The Population Fund does not advocate abortion, Shanahan pointed out. "It’s not a method of family planning because its not contraception," she said. "If you are anti-abortion, you should support us because we are for family planning which reduces the incidence of abortion."

A watershed in the way the world thinks about population was a 1994 conference in Cairo attended by representatives of 177 countries, according to Shanahan.

"The conference agreed that where there is high population growth it holds back economic development," she said. "The only way to stabilize population growth is to approach it from a human rights point of view. I think there is this myth that poor people like to have children. At the moment, 350 million women around the world do not have access to family planning."

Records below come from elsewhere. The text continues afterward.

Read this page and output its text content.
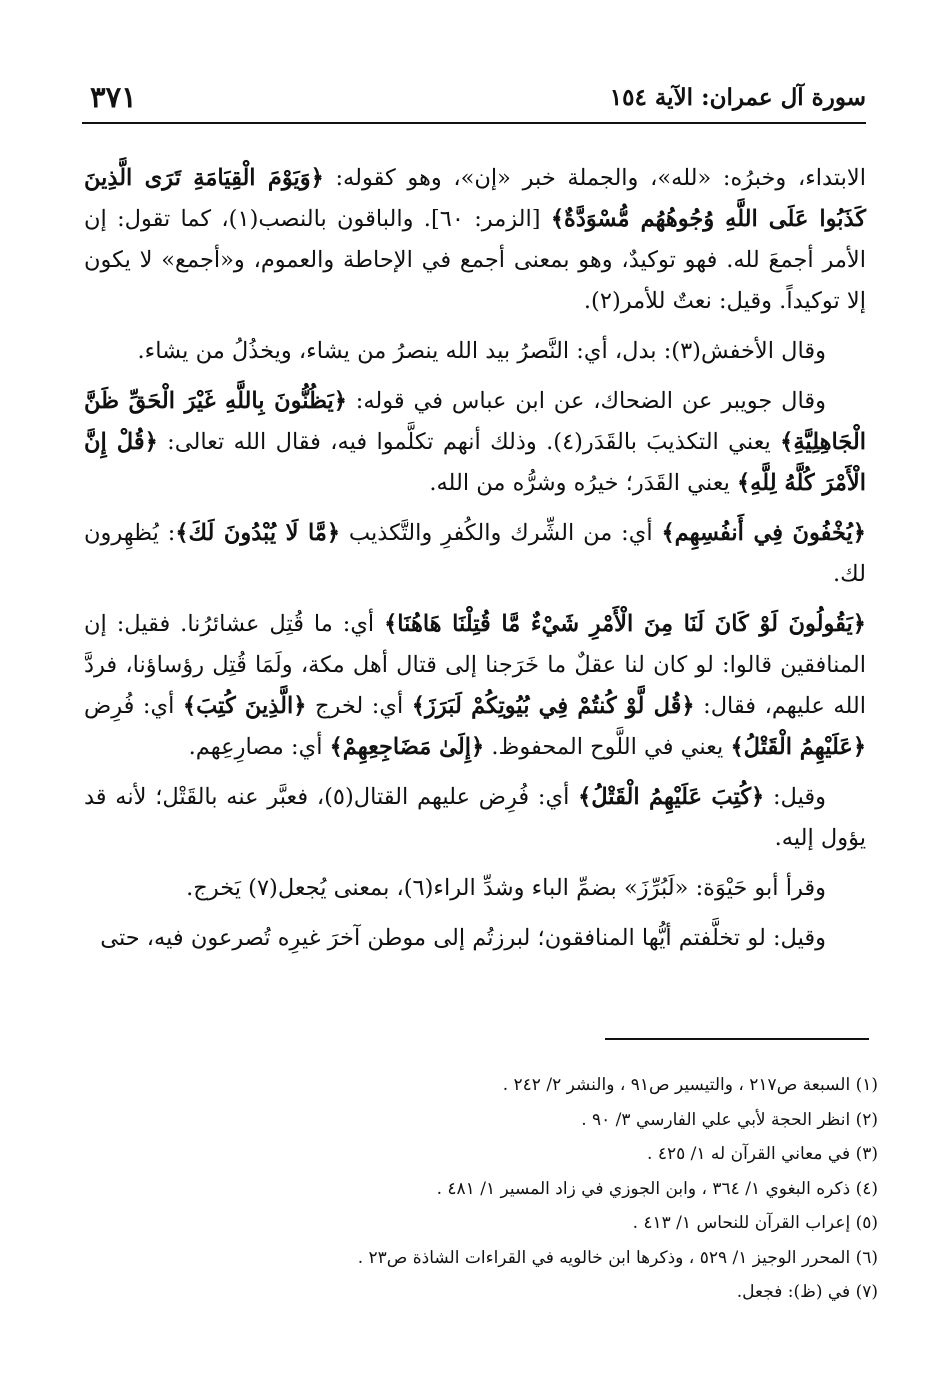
سورة آل عمران: الآية ١٥٤
٣٧١

الابتداء، وخبرُه: «لله»، والجملة خبر «إن»، وهو كقوله: ﴿وَيَوْمَ الْقِيَامَةِ تَرَى الَّذِينَ كَذَبُوا عَلَى اللَّهِ وُجُوهُهُم مُّسْوَدَّةٌ﴾ [الزمر: ٦٠]. والباقون بالنصب(١)، كما تقول: إن الأمر أجمعَ لله. فهو توكيدٌ، وهو بمعنى أجمع في الإحاطة والعموم، و«أجمع» لا يكون إلا توكيداً. وقيل: نعتٌ للأمر(٢).

وقال الأخفش(٣): بدل، أي: النَّصرُ بيد الله ينصرُ من يشاء، ويخذُلُ من يشاء.

وقال جويبر عن الضحاك، عن ابن عباس في قوله: ﴿يَظُنُّونَ بِاللَّهِ غَيْرَ الْحَقِّ ظَنَّ الْجَاهِلِيَّةِ﴾ يعني التكذيبَ بالقَدَر(٤). وذلك أنهم تكلَّموا فيه، فقال الله تعالى: ﴿قُلْ إِنَّ الْأَمْرَ كُلَّهُ لِلَّهِ﴾ يعني القَدَر؛ خيرُه وشرُّه من الله.

﴿يُخْفُونَ فِي أَنفُسِهِم﴾ أي: من الشِّرك والكُفرِ والتَّكذيب ﴿مَّا لَا يُبْدُونَ لَكَ﴾: يُظهِرون لك.

﴿يَقُولُونَ لَوْ كَانَ لَنَا مِنَ الْأَمْرِ شَيْءٌ مَّا قُتِلْنَا هَاهُنَا﴾ أي: ما قُتِل عشائرُنا. فقيل: إن المنافقين قالوا: لو كان لنا عقلٌ ما خَرَجنا إلى قتال أهل مكة، ولَمَا قُتِل رؤساؤنا، فردَّ الله عليهم، فقال: ﴿قُل لَّوْ كُنتُمْ فِي بُيُوتِكُمْ لَبَرَزَ﴾ أي: لخرج ﴿الَّذِينَ كُتِبَ﴾ أي: فُرِض ﴿عَلَيْهِمُ الْقَتْلُ﴾ يعني في اللَّوح المحفوظ. ﴿إِلَىٰ مَضَاجِعِهِمْ﴾ أي: مصارِعِهم.

وقيل: ﴿كُتِبَ عَلَيْهِمُ الْقَتْلُ﴾ أي: فُرِض عليهم القتال(٥)، فعبَّر عنه بالقَتْل؛ لأنه قد يؤول إليه.

وقرأ أبو حَيْوَة: «لَبُرِّزَ» بضمِّ الباء وشدِّ الراء(٦)، بمعنى يُجعل(٧) يَخرج.

وقيل: لو تخلَّفتم أيُّها المنافقون؛ لبرزتُم إلى موطن آخرَ غيرِه تُصرعون فيه، حتى

(١) السبعة ص٢١٧ ، والتيسير ص٩١ ، والنشر ٢/ ٢٤٢ .
(٢) انظر الحجة لأبي علي الفارسي ٣/ ٩٠ .
(٣) في معاني القرآن له ١/ ٤٢٥ .
(٤) ذكره البغوي ١/ ٣٦٤ ، وابن الجوزي في زاد المسير ١/ ٤٨١ .
(٥) إعراب القرآن للنحاس ١/ ٤١٣ .
(٦) المحرر الوجيز ١/ ٥٢٩ ، وذكرها ابن خالويه في القراءات الشاذة ص٢٣ .
(٧) في (ظ): فجعل.
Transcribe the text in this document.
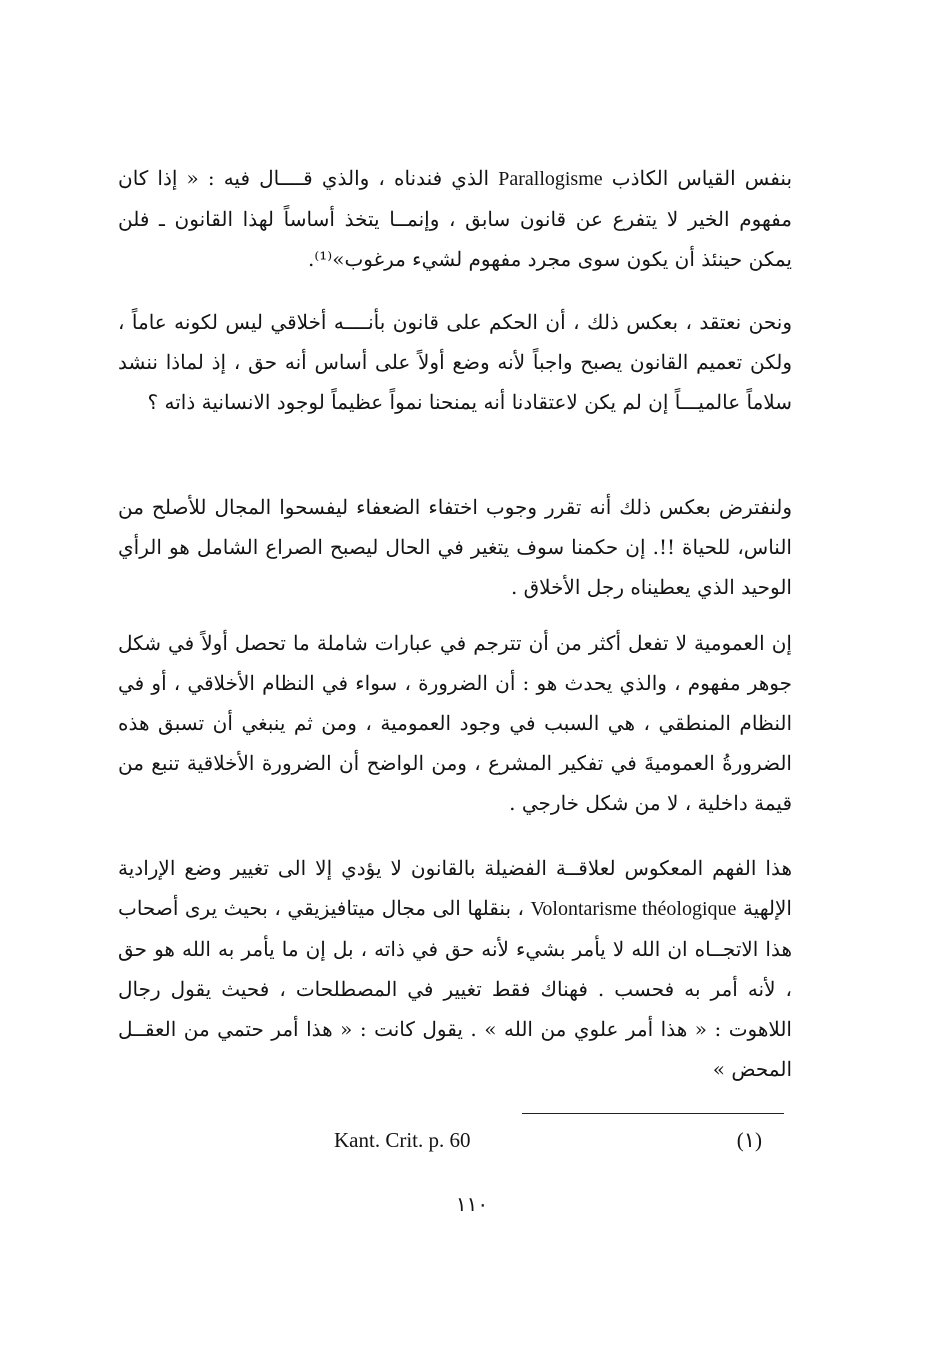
بنفس القياس الكاذب Parallogisme الذي فندناه ، والذي قــــال فيه : « إذا كان مفهوم الخير لا يتفرع عن قانون سابق ، وإنمــا يتخذ أساساً لهذا القانون ـ فلن يمكن حينئذ أن يكون سوى مجرد مفهوم لشيء مرغوب»⁽¹⁾.

ونحن نعتقد ، بعكس ذلك ، أن الحكم على قانون بأنــــه أخلاقي ليس لكونه عاماً ، ولكن تعميم القانون يصبح واجباً لأنه وضع أولاً على أساس أنه حق ، إذ لماذا ننشد سلاماً عالميـــاً إن لم يكن لاعتقادنا أنه يمنحنا نمواً عظيماً لوجود الانسانية ذاته ؟

ولنفترض بعكس ذلك أنه تقرر وجوب اختفاء الضعفاء ليفسحوا المجال للأصلح من الناس، للحياة !!. إن حكمنا سوف يتغير في الحال ليصبح الصراع الشامل هو الرأي الوحيد الذي يعطيناه رجل الأخلاق .

إن العمومية لا تفعل أكثر من أن تترجم في عبارات شاملة ما تحصل أولاً في شكل جوهر مفهوم ، والذي يحدث هو : أن الضرورة ، سواء في النظام الأخلاقي ، أو في النظام المنطقي ، هي السبب في وجود العمومية ، ومن ثم ينبغي أن تسبق هذه الضرورةُ العموميةَ في تفكير المشرع ، ومن الواضح أن الضرورة الأخلاقية تنبع من قيمة داخلية ، لا من شكل خارجي .

هذا الفهم المعكوس لعلاقــة الفضيلة بالقانون لا يؤدي إلا الى تغيير وضع الإرادية الإلهية Volontarisme théologique ، بنقلها الى مجال ميتافيزيقي ، بحيث يرى أصحاب هذا الاتجــاه ان الله لا يأمر بشيء لأنه حق في ذاته ، بل إن ما يأمر به الله هو حق ، لأنه أمر به فحسب . فهناك فقط تغيير في المصطلحات ، فحيث يقول رجال اللاهوت : « هذا أمر علوي من الله » . يقول كانت : « هذا أمر حتمي من العقــل المحض »

(١)
Kant. Crit. p. 60
١١٠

Shanahan was working for Delta Airlines, in London, when she became interested in the work of the UN Population Fund. As a public relations executive, she was impressed by what she thought was the Fund’s shrewd decision to use an attractive Somalia model, Waris Dirie, who had undergone genital mutilation in a campaign against the cruel practice. "I thought these people must be really switched on," she said. "And I thought if I went to work for them I would be doing some of the same work as I was doing for Delta, but instead of about putting bums on seats, it would be about improving people’s health."

Prior to that, Shanahan worked for Reuters and NBC News in Moscow and the Middle East after graduating from Trinity College, in Dublin, with a degree in the Russian language and history. Working as a journalist, Shanahan, who speaks six languages, covered such historic events as the disintegration of the Soviet Union, a war in Tajikistan, the assassination of Isr’li premier Yitzhak Rabin, and the first Palestinian elections.

But, after six years, she became tired of the frenzied world of television journalism. "I was not able to plan my life," she said. "I would work my back off, maybe nonstop for 48 hours, for a 45-second piece on the evening news. And sometimes you got pre-empted because of basketball."

Shanahan is not the only Irish woman who works for the UN Population Fund. Last October, the fund appointed Mary Banotti, a member of the European Parliament from Dublin, as its goodwill ambassador. Banotti was an unsuccessful candidate in the 1997 Irish presidential election. Also, Ireland is represented on the board of the Fund by Anne Barrington, who is based at Ireland’s mission to the United Nations in New York.